On 04/09/2013 07:58 AM,
erik...@gmail.com wrote:
>
>
> On Tuesday, April 9, 2013 8:40:32 AM UTC-4, Mike Christie wrote:
>
> The open-iscsi driver has no control over this. I think there is a ext4
> mounting option to control the feature. I think in newer kernels the
> scsi layer will disable the use of the feature when you get the first
> illegal request error but am not sure.
>
> Or, I think you can disable it from sysfs if you set the
> write_same_blocks file to 0.
>
>
> Mike,
> Thanks very much! The kernel is a fairly new one (3.8.5) so any patch to
> do that would have had to be pretty recent, but it would be
> nice that's for sure.
>
> # echo 0 >
> ./devices/platform/host11/session1/target11:0:0/11:0:0:0/scsi_disk/11:0:0:0/max_write_same_blocks
> # echo 0 >
> ./devices/platform/host12/session2/target12:0:0/12:0:0:0/scsi_disk/12:0:0:0/max_write_same_blocks
>
> Setting the max_write_same_blocks to zero on both devices did work.
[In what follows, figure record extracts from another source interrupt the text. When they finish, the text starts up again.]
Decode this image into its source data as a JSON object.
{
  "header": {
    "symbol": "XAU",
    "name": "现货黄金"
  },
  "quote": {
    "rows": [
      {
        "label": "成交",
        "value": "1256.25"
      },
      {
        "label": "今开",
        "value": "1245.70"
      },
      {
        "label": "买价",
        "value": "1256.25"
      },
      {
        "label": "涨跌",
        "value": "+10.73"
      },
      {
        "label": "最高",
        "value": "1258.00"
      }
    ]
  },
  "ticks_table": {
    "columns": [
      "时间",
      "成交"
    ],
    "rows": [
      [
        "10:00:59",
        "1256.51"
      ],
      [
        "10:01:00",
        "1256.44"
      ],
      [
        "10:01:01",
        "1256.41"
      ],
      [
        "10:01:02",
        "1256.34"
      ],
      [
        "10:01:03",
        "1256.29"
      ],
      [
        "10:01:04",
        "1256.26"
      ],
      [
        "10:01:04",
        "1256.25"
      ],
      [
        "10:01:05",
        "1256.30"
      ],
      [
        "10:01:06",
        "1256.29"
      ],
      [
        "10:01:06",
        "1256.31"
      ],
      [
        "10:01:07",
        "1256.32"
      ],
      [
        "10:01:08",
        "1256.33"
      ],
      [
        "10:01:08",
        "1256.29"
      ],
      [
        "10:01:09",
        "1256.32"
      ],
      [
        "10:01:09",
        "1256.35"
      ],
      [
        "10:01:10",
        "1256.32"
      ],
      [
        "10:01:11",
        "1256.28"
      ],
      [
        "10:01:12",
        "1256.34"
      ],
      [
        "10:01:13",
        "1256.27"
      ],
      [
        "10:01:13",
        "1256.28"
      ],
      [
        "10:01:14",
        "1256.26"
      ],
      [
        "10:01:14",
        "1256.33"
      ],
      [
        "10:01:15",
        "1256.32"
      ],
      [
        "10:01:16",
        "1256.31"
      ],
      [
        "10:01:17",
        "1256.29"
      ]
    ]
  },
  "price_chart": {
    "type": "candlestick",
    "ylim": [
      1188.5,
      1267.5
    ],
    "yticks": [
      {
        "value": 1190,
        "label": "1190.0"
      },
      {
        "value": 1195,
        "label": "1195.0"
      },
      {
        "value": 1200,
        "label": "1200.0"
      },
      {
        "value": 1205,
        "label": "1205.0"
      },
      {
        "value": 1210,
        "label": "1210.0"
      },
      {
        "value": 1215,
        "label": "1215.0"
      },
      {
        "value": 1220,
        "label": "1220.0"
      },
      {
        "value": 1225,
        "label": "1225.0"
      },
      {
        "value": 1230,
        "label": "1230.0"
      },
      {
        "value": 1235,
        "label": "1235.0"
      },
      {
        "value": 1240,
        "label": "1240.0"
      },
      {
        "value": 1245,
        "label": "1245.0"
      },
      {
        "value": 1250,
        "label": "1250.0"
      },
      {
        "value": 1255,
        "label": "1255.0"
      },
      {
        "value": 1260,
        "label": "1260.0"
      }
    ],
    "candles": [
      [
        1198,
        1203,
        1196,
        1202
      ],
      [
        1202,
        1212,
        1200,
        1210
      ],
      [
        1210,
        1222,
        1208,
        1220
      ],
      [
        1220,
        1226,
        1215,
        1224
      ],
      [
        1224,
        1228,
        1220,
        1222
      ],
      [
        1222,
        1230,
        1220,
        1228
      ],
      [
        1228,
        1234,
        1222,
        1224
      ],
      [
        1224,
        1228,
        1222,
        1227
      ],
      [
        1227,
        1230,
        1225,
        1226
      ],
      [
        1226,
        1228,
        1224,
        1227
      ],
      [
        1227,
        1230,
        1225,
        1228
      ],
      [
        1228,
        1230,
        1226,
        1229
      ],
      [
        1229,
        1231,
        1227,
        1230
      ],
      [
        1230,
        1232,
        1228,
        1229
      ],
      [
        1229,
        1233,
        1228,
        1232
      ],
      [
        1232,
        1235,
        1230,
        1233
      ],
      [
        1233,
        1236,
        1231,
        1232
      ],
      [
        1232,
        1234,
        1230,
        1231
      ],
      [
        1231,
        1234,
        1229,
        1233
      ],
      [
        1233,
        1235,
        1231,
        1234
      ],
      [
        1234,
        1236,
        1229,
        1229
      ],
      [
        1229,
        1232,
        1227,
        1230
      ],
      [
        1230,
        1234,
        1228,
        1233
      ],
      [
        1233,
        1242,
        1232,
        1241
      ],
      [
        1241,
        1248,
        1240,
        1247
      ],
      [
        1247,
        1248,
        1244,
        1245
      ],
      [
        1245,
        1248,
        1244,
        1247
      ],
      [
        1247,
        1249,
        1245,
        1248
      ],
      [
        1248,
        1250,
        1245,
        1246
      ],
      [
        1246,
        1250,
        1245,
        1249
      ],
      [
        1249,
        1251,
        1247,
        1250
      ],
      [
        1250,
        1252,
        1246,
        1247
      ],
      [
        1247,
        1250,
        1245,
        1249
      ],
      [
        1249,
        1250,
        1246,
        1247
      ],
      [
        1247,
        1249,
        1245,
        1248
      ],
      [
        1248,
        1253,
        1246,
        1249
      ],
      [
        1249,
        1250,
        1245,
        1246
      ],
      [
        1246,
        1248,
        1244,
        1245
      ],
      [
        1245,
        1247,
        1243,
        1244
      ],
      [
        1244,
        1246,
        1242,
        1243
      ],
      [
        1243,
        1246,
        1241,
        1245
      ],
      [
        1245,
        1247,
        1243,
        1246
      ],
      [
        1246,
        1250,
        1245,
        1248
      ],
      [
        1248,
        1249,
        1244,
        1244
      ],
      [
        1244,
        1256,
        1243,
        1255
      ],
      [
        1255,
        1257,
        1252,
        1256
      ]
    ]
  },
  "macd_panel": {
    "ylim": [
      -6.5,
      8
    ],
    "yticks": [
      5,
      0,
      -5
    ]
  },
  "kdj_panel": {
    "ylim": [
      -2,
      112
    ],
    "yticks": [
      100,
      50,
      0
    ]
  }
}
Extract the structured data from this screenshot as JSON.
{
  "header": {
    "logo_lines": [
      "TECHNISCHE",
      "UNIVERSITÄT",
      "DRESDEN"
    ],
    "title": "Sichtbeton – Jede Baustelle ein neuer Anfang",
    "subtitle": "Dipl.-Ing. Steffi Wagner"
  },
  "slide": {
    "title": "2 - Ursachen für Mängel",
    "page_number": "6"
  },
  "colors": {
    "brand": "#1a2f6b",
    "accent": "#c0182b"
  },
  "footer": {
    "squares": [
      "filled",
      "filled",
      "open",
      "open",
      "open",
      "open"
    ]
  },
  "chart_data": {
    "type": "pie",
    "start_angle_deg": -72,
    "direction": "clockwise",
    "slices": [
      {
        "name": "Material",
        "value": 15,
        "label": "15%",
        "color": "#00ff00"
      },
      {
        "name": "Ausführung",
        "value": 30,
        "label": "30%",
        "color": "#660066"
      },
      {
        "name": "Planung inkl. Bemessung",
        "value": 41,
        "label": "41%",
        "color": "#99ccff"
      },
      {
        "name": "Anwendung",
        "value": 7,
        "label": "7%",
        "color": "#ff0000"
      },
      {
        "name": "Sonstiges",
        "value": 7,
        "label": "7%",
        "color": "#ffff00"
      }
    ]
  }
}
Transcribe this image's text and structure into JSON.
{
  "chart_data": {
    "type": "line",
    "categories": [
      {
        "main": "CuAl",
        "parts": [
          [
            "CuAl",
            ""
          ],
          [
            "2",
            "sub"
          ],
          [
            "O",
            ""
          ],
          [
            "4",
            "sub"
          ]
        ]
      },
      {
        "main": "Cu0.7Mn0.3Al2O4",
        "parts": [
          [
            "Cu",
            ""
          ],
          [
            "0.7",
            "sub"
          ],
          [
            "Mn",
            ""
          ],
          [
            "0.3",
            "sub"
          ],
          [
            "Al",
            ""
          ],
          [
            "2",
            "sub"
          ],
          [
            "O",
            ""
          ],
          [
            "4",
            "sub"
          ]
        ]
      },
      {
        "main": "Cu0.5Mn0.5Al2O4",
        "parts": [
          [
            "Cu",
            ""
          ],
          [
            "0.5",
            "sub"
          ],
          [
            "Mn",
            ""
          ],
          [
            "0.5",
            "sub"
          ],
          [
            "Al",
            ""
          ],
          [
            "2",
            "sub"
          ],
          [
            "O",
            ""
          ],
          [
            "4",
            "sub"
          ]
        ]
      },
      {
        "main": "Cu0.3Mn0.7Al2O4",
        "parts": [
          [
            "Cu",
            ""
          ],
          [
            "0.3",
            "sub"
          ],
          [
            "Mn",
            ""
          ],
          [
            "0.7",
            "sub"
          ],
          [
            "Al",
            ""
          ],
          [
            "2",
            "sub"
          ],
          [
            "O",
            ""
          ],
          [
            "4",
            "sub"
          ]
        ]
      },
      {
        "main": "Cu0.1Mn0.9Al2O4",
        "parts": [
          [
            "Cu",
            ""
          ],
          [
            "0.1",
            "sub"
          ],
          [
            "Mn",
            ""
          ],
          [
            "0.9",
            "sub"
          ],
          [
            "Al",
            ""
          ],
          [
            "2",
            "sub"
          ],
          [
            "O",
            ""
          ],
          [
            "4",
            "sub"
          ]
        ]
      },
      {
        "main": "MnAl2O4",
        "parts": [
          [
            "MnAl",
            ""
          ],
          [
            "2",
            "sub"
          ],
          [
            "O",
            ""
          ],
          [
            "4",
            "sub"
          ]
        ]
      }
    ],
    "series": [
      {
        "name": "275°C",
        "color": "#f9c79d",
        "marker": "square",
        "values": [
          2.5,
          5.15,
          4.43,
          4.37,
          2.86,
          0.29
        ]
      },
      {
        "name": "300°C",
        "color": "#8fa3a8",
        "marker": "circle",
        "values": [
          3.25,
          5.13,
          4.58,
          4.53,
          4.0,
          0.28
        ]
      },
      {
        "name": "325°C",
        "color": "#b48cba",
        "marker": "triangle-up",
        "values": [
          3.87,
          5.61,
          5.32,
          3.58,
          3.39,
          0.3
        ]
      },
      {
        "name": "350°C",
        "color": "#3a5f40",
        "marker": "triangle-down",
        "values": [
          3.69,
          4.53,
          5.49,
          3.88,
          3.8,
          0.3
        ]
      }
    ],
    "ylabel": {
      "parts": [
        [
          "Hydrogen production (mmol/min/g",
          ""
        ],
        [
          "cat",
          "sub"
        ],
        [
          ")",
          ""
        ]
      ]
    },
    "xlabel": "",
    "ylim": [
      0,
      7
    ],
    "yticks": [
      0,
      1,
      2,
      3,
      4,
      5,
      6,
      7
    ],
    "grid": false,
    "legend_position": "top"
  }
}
The
> log spam has stopped and things appear to be working fine.
>
> I assume this is lost on reboot and needs to be done at startup? Is
Yes.
> there a mapping somewhere between the SCSI disk no (11, 12) and the UUID
> that I could use to ensure I get the right disks in a startup script?
>
For your target does it export the UUID you see in /dev/disk/by-id in
some sort of management screen? If so then you can modify a udev hotplug
script to do what you want every reboot.
You can get the iscsi to sdX mappings by running iscsiadm -m session -P
3. In recent udevs you might be able to see the mapping in dev name form
in the /dev/disk/by-path.
Or, you might want to contact your target vendor. They might have a
updated firmware that fixes the problem.